4

I have a text file containing a sequence. For example:

GGGGGGGGAACCCCCCCCCCTTGGGGGGGGGGGGGGGGAACCCCCCCCCCTTGGGGGGGG

I have wrote the following DCG to find the sequence between AA and TT.

:- use_module(library(pio)).
:- use_module(library(dcg/basics)).
:- portray_text(true).

process(Xs) :- phrase_from_file(find(Xs), 'string.txt').

anyseq([]) -->[].
anyseq([E|Es]) --> [E], anyseq(Es).

begin --> "AA".
end -->"TT".

find(Seq) -->
     anyseq(_),begin,anyseq(Seq),end, anyseq(_).

I query and I get:

?- process(Xs).
 Xs = "CCCCCCCCCC" ;
 Xs = "CCCCCCCCCCTTGGGGGGGGGGGGG...CCCCC" ;
 Xs = "CCCCCCCCCC" ;
false.

But I dont want it to find the second solution or ones like it. Only the solutions between one pair of AA and TTs not all combinations. I have a feeling I could use string_without and string in library dcg basiscs but I dont understand how to use them.

user27815
  • 4,767
  • 14
  • 28
  • Also any advice on naming these, I have find.. but it is not very declarative. – user27815 Jul 06 '15 at 13:42
  • What do you expect for the string `"AAAACCCTT"`? Is it `"AACCC"` or `"CCC"`? – false Jul 06 '15 at 15:20
  • hmm .. good point.. not sure at the moment. The answer below finds three solutions.. that will do for the moment. Thanks for pointing this out. – user27815 Jul 06 '15 at 15:34

2 Answers2

3

your anyseq//1 is identical to string//1 from library(dcg/basics), and shares the same 'problem'.

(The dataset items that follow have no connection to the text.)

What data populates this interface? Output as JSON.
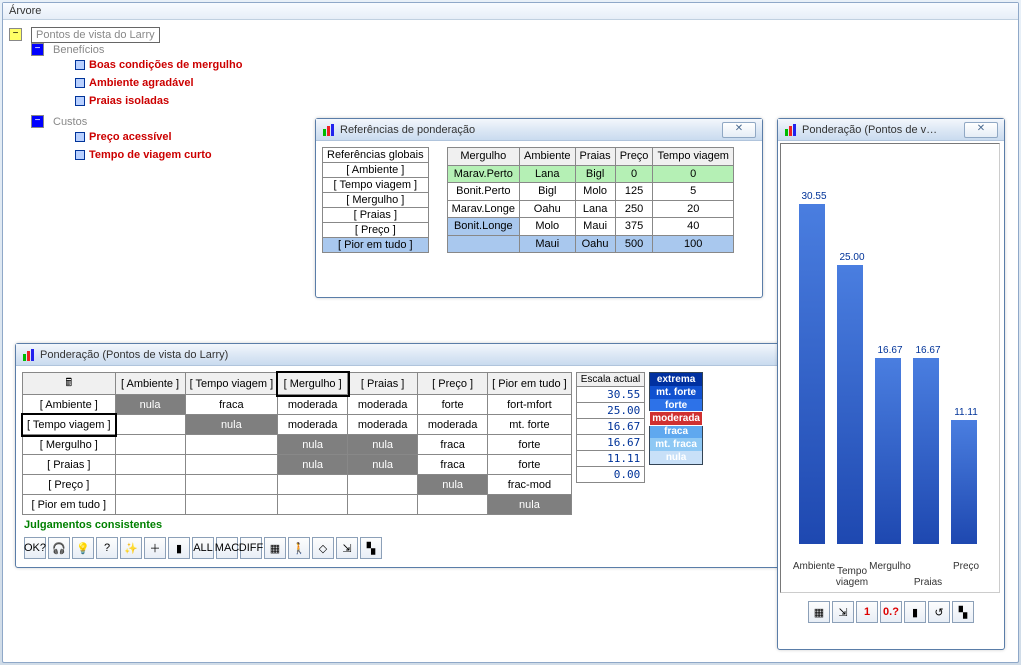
{
  "outer_title": "Árvore",
  "tree": {
    "root": "Pontos de vista do Larry",
    "benefits_label": "Benefícios",
    "benefits": [
      "Boas condições de mergulho",
      "Ambiente agradável",
      "Praias isoladas"
    ],
    "costs_label": "Custos",
    "costs": [
      "Preço acessível",
      "Tempo de viagem curto"
    ]
  },
  "refwin": {
    "title": "Referências de ponderação",
    "left_header": "Referências globais",
    "left_items": [
      "[ Ambiente ]",
      "[ Tempo viagem ]",
      "[ Mergulho ]",
      "[ Praias ]",
      "[ Preço ]",
      "[ Pior em tudo ]"
    ],
    "left_selected_index": 1,
    "cols": [
      "Mergulho",
      "Ambiente",
      "Praias",
      "Preço",
      "Tempo viagem"
    ],
    "rows": [
      {
        "label": "Marav.Perto",
        "cells": [
          "Lana",
          "Bigl",
          "0",
          "0"
        ],
        "green": true
      },
      {
        "label": "Bonit.Perto",
        "cells": [
          "Bigl",
          "Molo",
          "125",
          "5"
        ]
      },
      {
        "label": "Marav.Longe",
        "cells": [
          "Oahu",
          "Lana",
          "250",
          "20"
        ]
      },
      {
        "label": "Bonit.Longe",
        "cells": [
          "Molo",
          "Maui",
          "375",
          "40"
        ],
        "labelblue": true
      },
      {
        "label": "",
        "cells": [
          "Maui",
          "Oahu",
          "500",
          "100"
        ],
        "blue": true
      }
    ]
  },
  "matwin": {
    "title": "Ponderação (Pontos de vista do Larry)",
    "cols": [
      "[ Ambiente ]",
      "[ Tempo viagem ]",
      "[ Mergulho ]",
      "[ Praias ]",
      "[ Preço ]",
      "[ Pior em tudo ]"
    ],
    "rows": [
      {
        "h": "[ Ambiente ]",
        "c": [
          "nula",
          "fraca",
          "moderada",
          "moderada",
          "forte",
          "fort-mfort"
        ]
      },
      {
        "h": "[ Tempo viagem ]",
        "c": [
          "",
          "nula",
          "moderada",
          "moderada",
          "moderada",
          "mt. forte"
        ]
      },
      {
        "h": "[ Mergulho ]",
        "c": [
          "",
          "",
          "nula",
          "nula",
          "fraca",
          "forte"
        ]
      },
      {
        "h": "[ Praias ]",
        "c": [
          "",
          "",
          "nula",
          "nula",
          "fraca",
          "forte"
        ]
      },
      {
        "h": "[ Preço ]",
        "c": [
          "",
          "",
          "",
          "",
          "nula",
          "frac-mod"
        ]
      },
      {
        "h": "[ Pior em tudo ]",
        "c": [
          "",
          "",
          "",
          "",
          "",
          "nula"
        ]
      }
    ],
    "escala_header": "Escala actual",
    "escala": [
      "30.55",
      "25.00",
      "16.67",
      "16.67",
      "11.11",
      "0.00"
    ],
    "legend": [
      "extrema",
      "mt. forte",
      "forte",
      "moderada",
      "fraca",
      "mt. fraca",
      "nula"
    ],
    "legend_sel": "moderada",
    "status": "Julgamentos consistentes"
  },
  "chartwin_title": "Ponderação (Pontos de v…",
  "chart_data": {
    "type": "bar",
    "title": "",
    "categories": [
      "Ambiente",
      "Tempo viagem",
      "Mergulho",
      "Praias",
      "Preço"
    ],
    "values": [
      30.55,
      25.0,
      16.67,
      16.67,
      11.11
    ],
    "ylim": [
      0,
      35
    ],
    "xlabel": "",
    "ylabel": ""
  },
  "toolbar_icons": [
    "ok?-icon",
    "headset-icon",
    "bulb-off-icon",
    "bulb-question-icon",
    "bulb-on-icon",
    "plus-icon",
    "bars-icon",
    "all-icon",
    "mac-icon",
    "diff-icon",
    "grid-icon",
    "person-icon",
    "diamond-icon",
    "ladder-icon",
    "mosaic-icon"
  ],
  "chart_toolbar_icons": [
    "grid-icon",
    "ladder-icon",
    "one-icon",
    "zeroq-icon",
    "bars-icon",
    "rewind-icon",
    "mosaic-icon"
  ],
  "chart_toolbar_labels": {
    "one": "1",
    "zeroq": "0.?"
  }
}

To keep in control, I would introduce a 'between separators' state:

elem(E) --> begin, string(E), end, !.

begin --> "AA".
end -->"TT".

find(Seq) -->
     anyseq(_),elem(Seq).

anyseq([]) -->[].
anyseq([E|Es]) --> [E], anyseq(Es).

process(Xs) :-
   phrase(find(Xs), `GGGGGGGGAACCCCCCCCCCTTGGGGGGGGGGGGGGGGAACCCCC+++CCCCCTTGGGGGGGG`,_).

now I get

?- process(X).
X = "CCCCCCCCCC" ;
X = "CCCCC+++CCCCC" ;
false.

note the anonymous var as last argument of phrase/3: it's needed to suit the change in 'control flow' induced by the more strict pattern used: elem//1 is not followed by anyseq//1, because any two sequences 'sharing' anyseq//1 would be problematic.

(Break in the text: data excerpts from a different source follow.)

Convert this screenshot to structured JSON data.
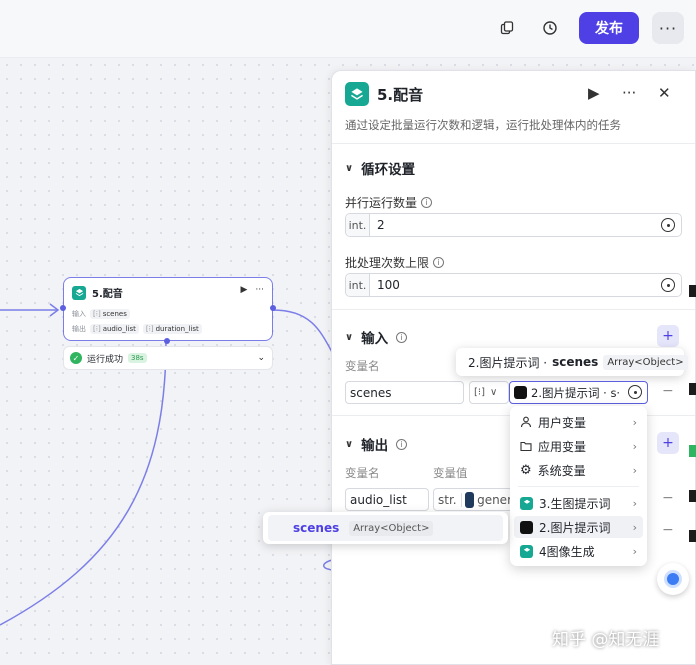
{
  "header": {
    "publish_label": "发布",
    "more_label": "···"
  },
  "node": {
    "title": "5.配音",
    "input_label": "输入",
    "input_tag": "scenes",
    "output_label": "输出",
    "output_tags": [
      "audio_list",
      "duration_list"
    ],
    "status_text": "运行成功",
    "status_time": "38s"
  },
  "panel": {
    "title": "5.配音",
    "description": "通过设定批量运行次数和逻辑，运行批处理体内的任务",
    "loop_section": "循环设置",
    "parallel_label": "并行运行数量",
    "parallel_prefix": "int.",
    "parallel_value": "2",
    "limit_label": "批处理次数上限",
    "limit_prefix": "int.",
    "limit_value": "100",
    "input_section": "输入",
    "var_name_header": "变量名",
    "input_var": "scenes",
    "input_type": "[⁝]",
    "input_ref": "2.图片提示词 · s·",
    "output_section": "输出",
    "var_value_header": "变量值",
    "output_var": "audio_list",
    "output_type": "str.",
    "output_ref": "gener"
  },
  "tooltip": {
    "source": "2.图片提示词 ·",
    "var": "scenes",
    "type": "Array<Object>"
  },
  "menu": {
    "items": [
      {
        "label": "用户变量",
        "icon": "user-icon"
      },
      {
        "label": "应用变量",
        "icon": "folder-icon"
      },
      {
        "label": "系统变量",
        "icon": "gear-icon"
      },
      {
        "label": "3.生图提示词",
        "icon": "stack-icon"
      },
      {
        "label": "2.图片提示词",
        "icon": "gpt-icon"
      },
      {
        "label": "4图像生成",
        "icon": "stack-icon"
      }
    ]
  },
  "submenu": {
    "name": "scenes",
    "type": "Array<Object>"
  },
  "watermark": "知乎 @知无涯",
  "colors": {
    "accent": "#4e40e5",
    "teal": "#16a892",
    "success": "#2fb560"
  }
}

In the end, you should change your grammar to collect elem//1 with a right recursive grammar....

false
  • 10,264
  • 13
  • 101
  • 209
CapelliC
  • 59,646
  • 5
  • 47
  • 90
  • Thanks.. ill have a look at right recursive grammars.. I changed this to `process(Xs):- phrase_from_file(string(Whole_File),'string.txt'), phrase(find(Xs),Whole_File,_).` To get the file input.. is that a good way to do that? – user27815 Jul 06 '15 at 15:20
  • 1
    No, it defeats completely the purpose of phrase_from_file. While debugging, you can use [read_file_to_codes](http://www.swi-prolog.org/pldoc/doc_for?object=read_file_to_codes/3) and phrase/3, to see the 'remaining' that the grammar cannot digest. Then switch to phrase_from_file/2 when done – CapelliC Jul 06 '15 at 15:34
2

First, let me suggest that you most probably misrepresent the problem, at least if this is about mRNA-sequences. There, bases occur in triplets, or codons and the start is methionine or formlymethionine, but the end are three different triplets. So most probably you want to use such a representation.

The sequence in between might be defined using all_seq//2, if_/3, (=)/3:

mRNAseq(Cs) -->
   [methionine],
   all_seq(\C^maplist(dif(C),[amber,ochre,opal]), Cs),
   ( [amber] | [ochre] | [opal]).

or:

mRNAseq(Cs) -->
   [methionine],
   all_seq(list_without([amber,ochre,opal]), Cs),
   ( [amber] | [ochre] | [opal]).

list_without(Xs, E) :-
   maplist(dif(E), Xs).

But back to your literal statement, and your question about declarative names. anyseq and seq mean essentially the same.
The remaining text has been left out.